Unusual behaviour of regex

My Setup:

index.php:

<?php
$page = file_get_contents('a.html');
$arr = array();
preg_match('/<td class=\"myclass\">(.*)\<\/td>/s',$page,$arr);
print_r($arr);
?>

a.html:

...other content
<td class="myclass"> 
    THE 
  CONTENT 
</td>
other content...

Output:

Array
(
    [0] => Array
        (
        )
)

If I change the line 4 of index.php to:

preg_match('/<td class=\"myclass\">(.*)\<\/t/s',$page,$arr);

The output is:

Array
(
    [0] => <td class="myclass">
     THE 
   CONTENT
</t
    [1] => 
     THE 
   CONTENT
)

I can't make out what's wrong. Please help me match the content between `<td class="myclass">` and `</td>`.

Upvotes: 1

Answers (3)

Anthony Hatzopoulos

Reputation: 10537

Do you understand that the 3rd paramter of preg_match is the matches and it will contain the match then the other elements will show the captured pattern.

https://www.php.net/manual/en/function.preg-match.php

If matches is provided, then it is filled with the results of search. $matches[0] will contain the text that matched the full pattern, $matches[1] will have the text that matched the first captured parenthesized subpattern, and so on.

This code preg_match('/<td class=\"myclass\">(.*)\<\/t/s',$page,$arr);

When applied on

...other content
<td class="myclass"> 
    THE 
  CONTENT 
</td>
other content...

Will return the match in $arr[0] and the result of (.*) in $arr[1]. This result is correct: There is your content in [1]

Array
(
    [0] => <td class="myclass">
    THE
  CONTENT
</t
    [1] => 
    THE
  CONTENT

Example two

<?php
header('Content-Type: text/plain');
$page = 'A B C D E F';
$arr = array();
preg_match('/C (D) E/', $page, $arr);
print_r($arr);

Example output

Array
(
    [0] => C D E  // This is the string found
    [1] => D      // this is what I wanted to look for and extracted out of [0], the matched parenthesis
)

Upvotes: 1

LSerni

Reputation: 57408

Your code appears to work. I edited the regex to use a different separator and get a clearer view. You may want to use the ungreedy modifier in case there is more than one myclass TD in your HTML.

I have not been able to reproduce the "array of array" behaviour you note, unless I manipulate the code to add an error -- see at bottom.

<?php
        $page = <<<PAGE
        ...other content
        <td class="myclass">
            THE
          CONTENT
        </td>
        other content...
PAGE;

        preg_match('#<td class="myclass">(.*)</td>#s',$page,$arr);
        print_r($arr);
?>

returns, as expected:

Array
(
    [0] => <td class="myclass">
            THE
          CONTENT
        </td>
    [1] =>
            THE
          CONTENT

)

The code below is similar to yours but has been modified to cause an identical error. Doesn't seem likely you did this, though. The regexp is modified in order to not match, and the resulting empty array is stored into $arr[0] instead of $arr.

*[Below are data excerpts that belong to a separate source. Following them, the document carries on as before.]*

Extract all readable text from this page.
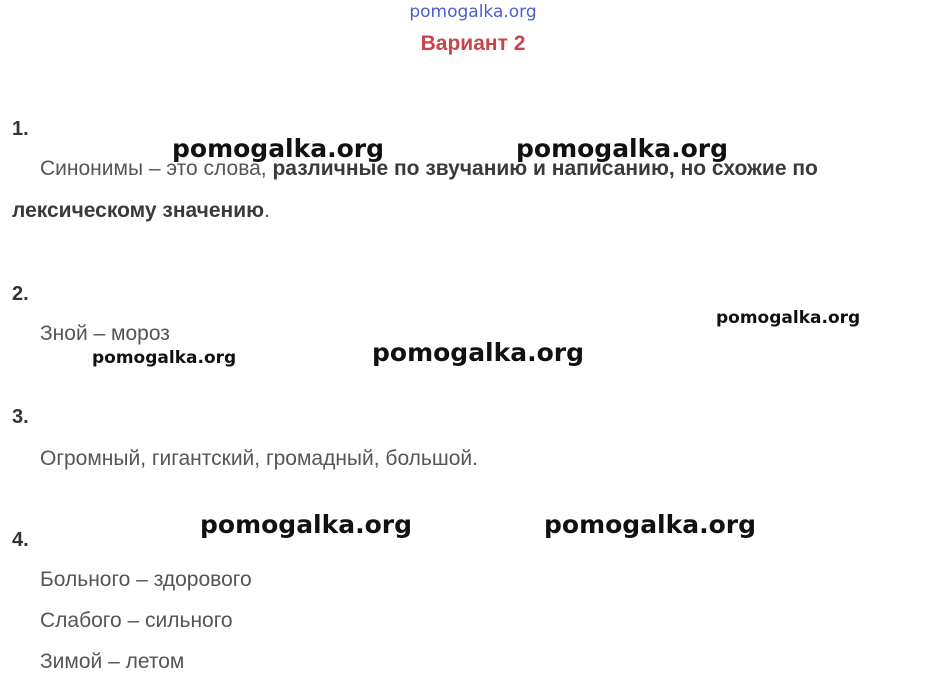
pomogalka.org
Вариант 2
1.
Синонимы – это слова, различные по звучанию и написанию, но схожие по
лексическому значению.
2.
Зной – мороз
3.
Огромный, гигантский, громадный, большой.
4.
Больного – здорового
Слабого – сильного
Зимой – летом
pomogalka.org	pomogalka.org
pomogalka.org
pomogalka.org	pomogalka.org
pomogalka.org	pomogalka.org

preg_match('#<td class="myclass">(.*)</ td>#s',$page,$arr[0]);

Returns the same error you observe:

Array
(
    [0] => Array
        (
        )

)

I can duplicate the same behaviour you observe (works with </t, does not work with </td>) if I use your regexp, but modify the HTML to have </t d>. I still need to write to $arr[0] instead of $arr if I also want to get an identical output.

Upvotes: 2

pogo

Reputation: 1550

Your regex seems correct. Isn't the syntax of preg_match as follows?

preg_match('/<td class=\"myclass\">(.*)\<\/td>/s',$page,$arr);

The | in the regex represents or

Upvotes: 0